Le Jour d'après
Geu-Hu
de Hong Sang-soo
Sélection officielle
En compétition









La femme qui est partie

Areum s’apprête à vivre son premier jour de travail dans une petite maison d’édition. Bongwan, son patron, a eu une relation amoureuse avec la femme qu’elle remplace. Leur liaison vient de se terminer. Ce jour-là, comme à son habitude, Bongwan quitte le domicile conjugal bien avant l’aube pour partir au travail. Il n’arrête pas de penser à la femme qui est partie. Ce même jour, son épouse trouve une lettre d’amour. Elle arrive au bureau sans prévenir et prend Areum pour la femme qui est partie… De La Vierge mise à nu par ses prétendants à Un jour avec un jour sans, en passant par La Femme est l’avenir de l’homme ou Sunhi, Hong Sang-soo est l’auteur de récits minimalistes et légers, acerbe dans sa description des rapports de couple, d’une tonalité « superficiellement superficielle » (au sens ophulsien), mais que d’aucuns ont, un temps, rapproché de Rohmer, dont il serait un petit cousin sud-Coréen. Son cinéma a pour autant son propre style, et semble se bonifier avec les années. Le dispositif est celui qui a été déployé pendant maintenant deux décennies : une histoire épurée mettant en scène un petit nombre de personnages, un marivaudage où la drague de troquet peut déboucher sur des déclarations enflammées, un quiproquo sentimental ou matériel source de confusions multiples, des plans fixes ayant pour cadre un repas arrosé où l’abondance de saké et autres alcools débouche sur un trop-plein de sincérité ou de divagations.

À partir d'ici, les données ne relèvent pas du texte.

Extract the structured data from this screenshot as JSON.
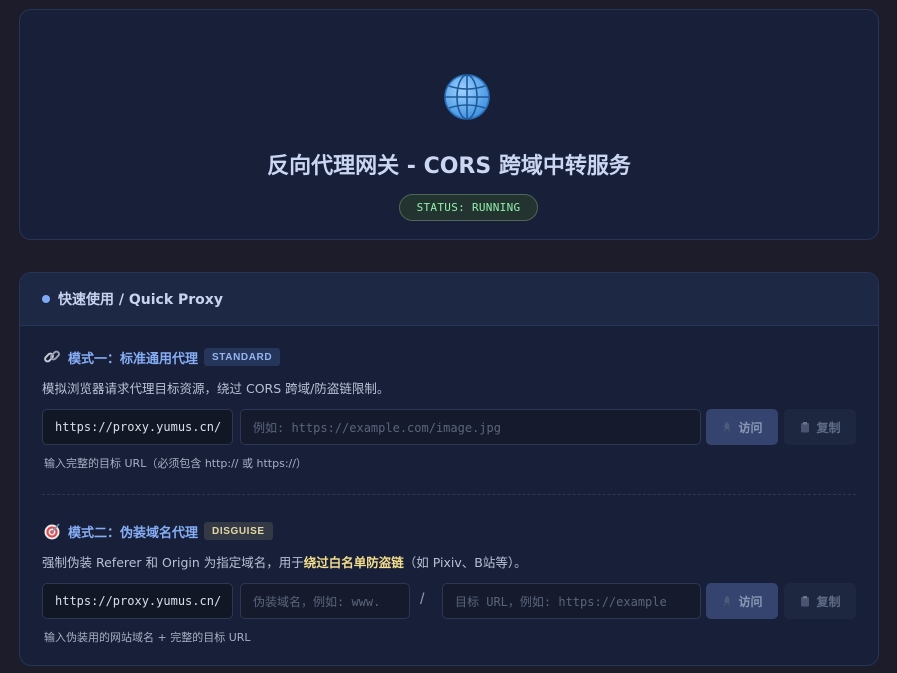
{
  "header": {
    "icon": "globe-icon",
    "title": "反向代理网关 - CORS 跨域中转服务",
    "status": "STATUS: RUNNING"
  },
  "card": {
    "title": "快速使用 / Quick Proxy",
    "mode1": {
      "icon": "link-icon",
      "title": "模式一：标准通用代理",
      "badge": "STANDARD",
      "description": "模拟浏览器请求代理目标资源，绕过 CORS 跨域/防盗链限制。",
      "prefix": "https://proxy.yumus.cn/",
      "placeholder": "例如: https://example.com/image.jpg",
      "visit_label": "访问",
      "copy_label": "复制",
      "hint": "输入完整的目标 URL（必须包含 http:// 或 https://）"
    },
    "mode2": {
      "icon": "target-icon",
      "title": "模式二：伪装域名代理",
      "badge": "DISGUISE",
      "description_before": "强制伪装 Referer 和 Origin 为指定域名，用于",
      "description_highlight": "绕过白名单防盗链",
      "description_after": "（如 Pixiv、B站等）。",
      "prefix": "https://proxy.yumus.cn/",
      "domain_placeholder": "伪装域名，例如: www.",
      "separator": "/",
      "url_placeholder": "目标 URL，例如: https://example",
      "visit_label": "访问",
      "copy_label": "复制",
      "hint": "输入伪装用的网站域名 + 完整的目标 URL"
    }
  },
  "colors": {
    "background": "#1c1c2a",
    "panel": "#172038",
    "accent": "#86adf5",
    "status_green": "#8ff0ac",
    "highlight": "#f3dc8c"
  }
}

Bien servi par la belle photo noir et blanc de Kim Hyung-koo, Le Jour d’après n’échappe pas à la règle et séduit par son épure et la subtilité de ses dialogues. Bongwan est ici dans la lignée des personnages de réalisateurs ou de professeurs de cinéma qui ont été protagonistes des récits de Hong Sang-soo. Goujat pathétique ou éternel adolescent, amoureux sincère ou menteur manipulateur, il symbolise à lui-seul les ambiguïtés et la dualité de l’âme humaine, face à trois figures féminines incarnant les visages de la jalousie, de l’instabilité ou de l’apparente pureté des sentiments. De ces quatre-vingt-douze minutes de délicatesse, on retiendra notamment un épilogue réjouissant, le cinéaste proposant une seconde lecture rétrospective du scénario de par l’amnésie, feinte ou réelle, d’un des personnages. L’œuvre est bien servie par ses interprètes. Kwon Hae-hyo en mari volage avait déjà été dirigé par le réalisateur dans In Another Country et Yourself and Yours. Aerum a les traits de la gracieuse Kim Min-hee, compagne et muse du cinéaste, mais que l’on avait pu aussi admirer dans Mademoiselle de Park Chan-wook. Notons que Hong Sang-soo a réussi un beau doublon puisqu’un autre de ses longs métrages, La Caméra de Claire, a également fait partie de la sélection officielle de Cannes 2017, mais hors-compétition.

Gérard Crespo


1h32 - Corée du Sud - Scénario : HONG Sang-soo - Interprétation : KIM Min-hee, KWON Hae-hyo, KIM SAEBYUK, CHO Yunhee.